England’s status as an island nation has offered it unrivalled defences against foreign invaders, such as Phillip II of Spain in 1588, Napoleon Bonaparte in 1805, and Adolf Hitler in 1940. Unless you count the peaceful invasion of William and Mary in 1688, England has not been successfully invaded for one thousand years. The natural protection of the seas has given English history a stability and continuity that is unusual amongst the nations of Europe. The English Parliament has been meeting in Westminster since the 13th century, and the last battle fought on British soil was the defeat of Bonnie Prince Charlie at the Battle of Culloden in 1746.

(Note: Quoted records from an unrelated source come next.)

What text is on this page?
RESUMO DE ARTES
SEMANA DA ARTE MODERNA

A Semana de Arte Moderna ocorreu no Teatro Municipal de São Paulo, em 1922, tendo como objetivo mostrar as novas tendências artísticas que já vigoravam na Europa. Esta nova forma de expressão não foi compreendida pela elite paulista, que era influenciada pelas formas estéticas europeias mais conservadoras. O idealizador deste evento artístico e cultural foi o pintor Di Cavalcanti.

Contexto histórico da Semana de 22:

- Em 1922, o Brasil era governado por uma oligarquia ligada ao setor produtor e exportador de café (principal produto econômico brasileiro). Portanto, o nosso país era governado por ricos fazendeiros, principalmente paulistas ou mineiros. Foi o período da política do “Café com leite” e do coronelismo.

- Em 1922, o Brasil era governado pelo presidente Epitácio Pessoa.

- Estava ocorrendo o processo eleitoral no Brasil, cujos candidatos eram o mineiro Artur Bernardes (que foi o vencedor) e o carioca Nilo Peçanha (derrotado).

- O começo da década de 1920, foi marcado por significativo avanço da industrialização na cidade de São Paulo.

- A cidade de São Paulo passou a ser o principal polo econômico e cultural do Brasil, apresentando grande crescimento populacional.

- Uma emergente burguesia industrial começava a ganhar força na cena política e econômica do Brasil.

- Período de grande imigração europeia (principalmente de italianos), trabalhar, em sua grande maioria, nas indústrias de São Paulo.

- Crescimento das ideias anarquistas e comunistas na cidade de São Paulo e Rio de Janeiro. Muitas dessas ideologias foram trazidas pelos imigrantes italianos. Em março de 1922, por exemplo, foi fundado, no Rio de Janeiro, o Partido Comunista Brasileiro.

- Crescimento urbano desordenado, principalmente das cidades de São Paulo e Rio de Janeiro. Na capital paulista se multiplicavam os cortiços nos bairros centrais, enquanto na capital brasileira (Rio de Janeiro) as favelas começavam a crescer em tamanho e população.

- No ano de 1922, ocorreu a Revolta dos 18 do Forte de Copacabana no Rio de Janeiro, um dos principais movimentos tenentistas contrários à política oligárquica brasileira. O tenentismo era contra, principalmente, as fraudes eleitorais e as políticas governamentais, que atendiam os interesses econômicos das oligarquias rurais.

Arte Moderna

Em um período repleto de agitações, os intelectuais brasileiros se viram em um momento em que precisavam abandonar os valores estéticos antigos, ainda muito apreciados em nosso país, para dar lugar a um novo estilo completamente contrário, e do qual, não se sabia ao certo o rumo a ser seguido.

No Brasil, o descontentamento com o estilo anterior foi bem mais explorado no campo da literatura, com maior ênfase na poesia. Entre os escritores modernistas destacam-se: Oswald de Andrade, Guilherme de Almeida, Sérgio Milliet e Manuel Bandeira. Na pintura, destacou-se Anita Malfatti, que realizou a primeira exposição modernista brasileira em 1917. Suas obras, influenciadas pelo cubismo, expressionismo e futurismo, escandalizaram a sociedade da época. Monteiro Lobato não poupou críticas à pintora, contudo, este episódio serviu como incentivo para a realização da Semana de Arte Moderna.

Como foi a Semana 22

England always depended upon its navy more than its army for protection, and for this reason the English people have long celebrated sailors as national heroes, such as Sir Francis Drake, Sir Walter Raleigh, Captain Cook and Lord Nelson. Britain’s seafaring tradition came into its own when the countries of Europe began building global empires. From the mid-18th century onwards, the Royal Navy lay behind Britain’s emergence as a world superpower, building an Empire stretching across North America, Africa, Asia and Australia. Today, Britain’s multi-racial society with large Caribbean, Pakistani, Bangladeshi, Chinese and Indian populations is a direct legacy of its time as a sea-faring Empire.

Any book on the history of England will encounter difficulty negotiating England’s appearance, and then disappearance, as a single political unit. England only emerged as one country, governed by one ruler, during the reign of Alfred the Great’s grandson, King Athelstan. If you were to pinpoint England’s birthdate, then King Athelstan’s victory against the Vikings at the Battle of Brunanburh in ad 937 is perhaps the best contender. For this reason, this book gives relatively brief treatment to the history of ‘England’ prior to 937, offering a brief outline of the prehistoric, Roman, and early Anglo-Saxon periods in order to set the scene for England’s emergence during the 10th century.